STMicroelectronics NV had its plans nicely laid out. It was going to become a $20 billion semiconductor behemoth by mid-decade and march aggressively towards even higher revenue, larger operating margins, and much fatter profits by 2030.
Halfway through the decade, though, ST’s management, bewildered, is headed back to the drawing board. The lofty plans are in tatters, shredded by massive disruptions in several key markets, including automotive, its largest segment, industrial and personal electronics. The disruptions have forced ST to push out the timeline for its $20 billion revenue goal to 2030, a target that even now appears doubtful.

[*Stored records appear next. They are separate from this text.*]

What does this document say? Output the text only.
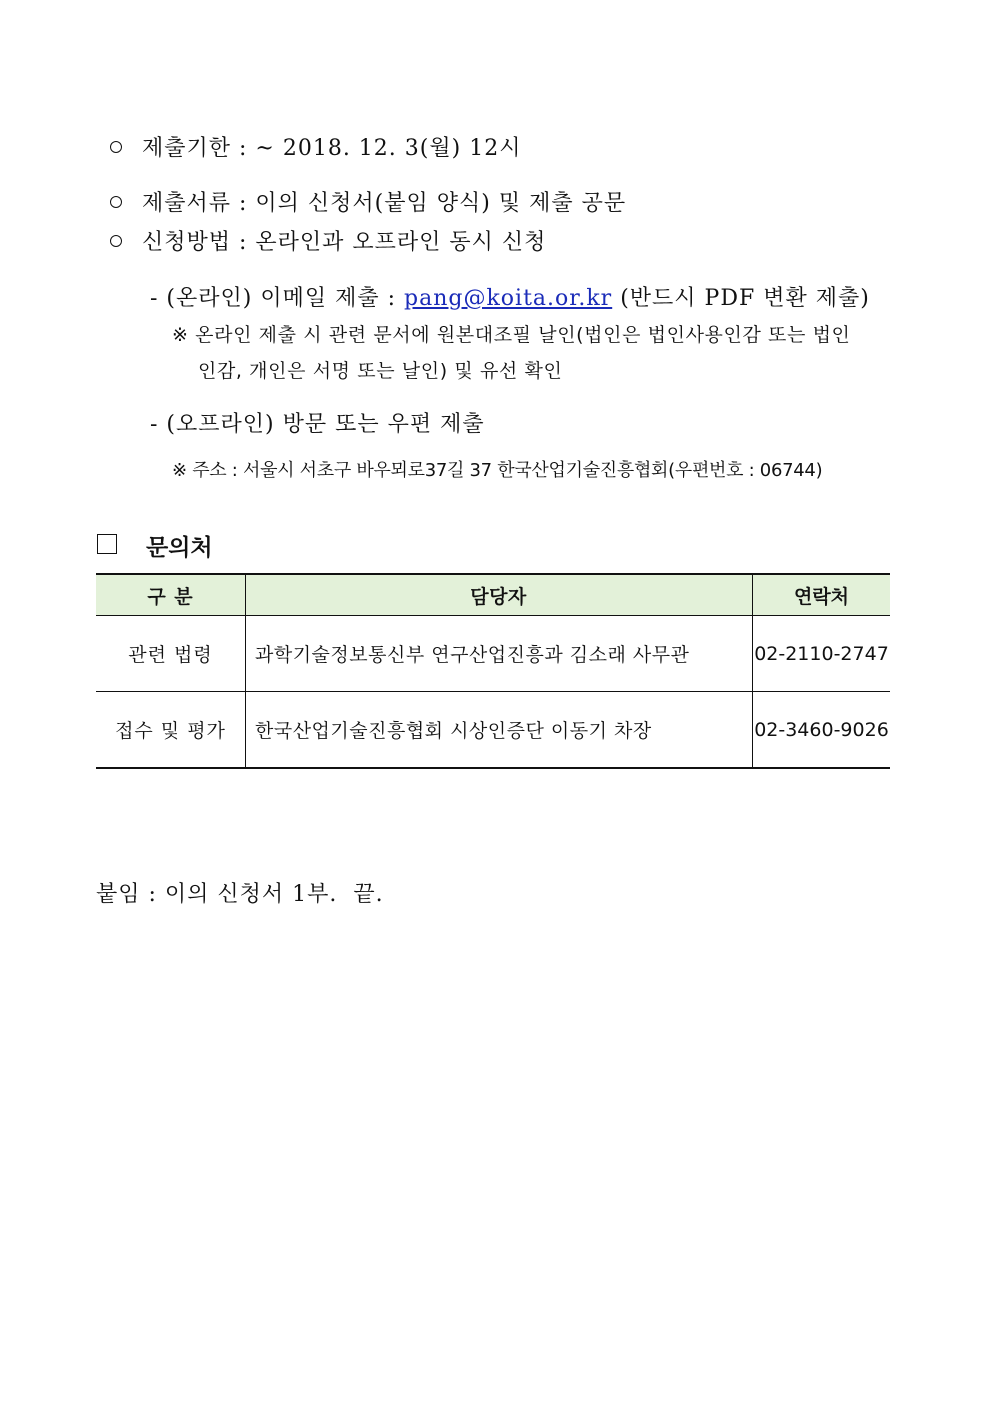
제출기한 : ~ 2018. 12. 3(월) 12시
제출서류 : 이의 신청서(붙임 양식) 및 제출 공문
신청방법 : 온라인과 오프라인 동시 신청
- (온라인) 이메일 제출 : pang@koita.or.kr (반드시 PDF 변환 제출)
※ 온라인 제출 시 관련 문서에 원본대조필 날인(법인은 법인사용인감 또는 법인
인감, 개인은 서명 또는 날인) 및 유선 확인
- (오프라인) 방문 또는 우편 제출
※ 주소 : 서울시 서초구 바우뫼로37길 37 한국산업기술진흥협회(우편번호 : 06744)
문의처
구 분	담당자	연락처
관련 법령	과학기술정보통신부 연구산업진흥과 김소래 사무관	02-2110-2747
접수 및 평가	한국산업기술진흥협회 시상인증단 이동기 차장	02-3460-9026
붙임 : 이의 신청서 1부.  끝.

How Europe’s second-largest semiconductor company navigates its way through the debris of its shattered ambitions over the next years will determine whether it will be anywhere close to its sales and margins objectives by the end of the decade. Manufacturing plans, R&D, capital expenditure, product development, investments, and product portfolios must be overhauled, some even pruned. Expansion goals for new markets may have to be curtailed due to reduced cash flow and some senior executives may be shown the door, their briefs merged with those of survivors’.